— Это ты, змееныш!?..
Петька встряхивался. Петька гнал эти воспоминания. Петьке почему-то становилось стыдно. И не знал он — откуда и почему этот стыд.
А вокруг него без остановки текла шумная, многотрудная, большая жизнь. Каждый день в газете печатали о поимке белобандитов, о раскрытых заговорах, о расстрелах. Каждый день в Петькиных ушах отдавалось: — «вывести в расход», «поставили к стенке». И слова эти стали такими простыми, обыденными, изношенными. И словами этими Петька, как и многие вокруг него, бросался легко и бездумно.
И если у взрослых, у больших что-то замирало в груди иногда, когда с серовато-белых страниц газеты черной черточкой метнется в сознание короткое, бьющее — «к высшей мере наказания», то для Петьки что-же могли значить эти слова, для Петьки?

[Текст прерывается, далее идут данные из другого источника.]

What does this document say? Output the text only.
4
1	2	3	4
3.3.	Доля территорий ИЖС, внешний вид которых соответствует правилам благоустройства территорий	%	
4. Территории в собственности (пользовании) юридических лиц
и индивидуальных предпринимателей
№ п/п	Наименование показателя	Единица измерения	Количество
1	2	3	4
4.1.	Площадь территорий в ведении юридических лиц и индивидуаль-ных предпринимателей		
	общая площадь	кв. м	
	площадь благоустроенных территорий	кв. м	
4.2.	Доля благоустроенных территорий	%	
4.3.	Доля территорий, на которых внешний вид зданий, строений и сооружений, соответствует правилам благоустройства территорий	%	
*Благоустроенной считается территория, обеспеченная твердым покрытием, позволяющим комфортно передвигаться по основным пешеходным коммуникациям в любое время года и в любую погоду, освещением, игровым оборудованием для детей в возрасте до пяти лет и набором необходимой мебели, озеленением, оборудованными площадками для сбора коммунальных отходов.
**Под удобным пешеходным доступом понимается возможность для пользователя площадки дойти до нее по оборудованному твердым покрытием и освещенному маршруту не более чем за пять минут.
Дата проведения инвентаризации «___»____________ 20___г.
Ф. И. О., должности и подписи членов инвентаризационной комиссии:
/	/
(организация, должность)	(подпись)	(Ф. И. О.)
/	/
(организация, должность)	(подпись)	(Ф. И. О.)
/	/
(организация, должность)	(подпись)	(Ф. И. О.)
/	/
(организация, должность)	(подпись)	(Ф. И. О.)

Петька поддразнивал мать, когда она недоумевающая, ошеломленная, трусливая, плакалась:
— Вот опять, говорят, вчера двадцатерых к стенке поставили... В подвале, говорят...
— А завтра, мамаша, сто человек выведут в расход!.. Честное слово!.. — и в Петькиных глазах загоралась лукавая радость, когда он замечал, что Юлия Петровна бледнела, что у нее тряслись губы и она перекрещивала грудь маленькими мелкими-мелкими крестиками.
— Всех буржуев скоро в расход выводить станут, — пугал он Юлию Петровну. — У нас в союзе говорили: чистка буржуям скоро будет... двухнедельник для буржуев...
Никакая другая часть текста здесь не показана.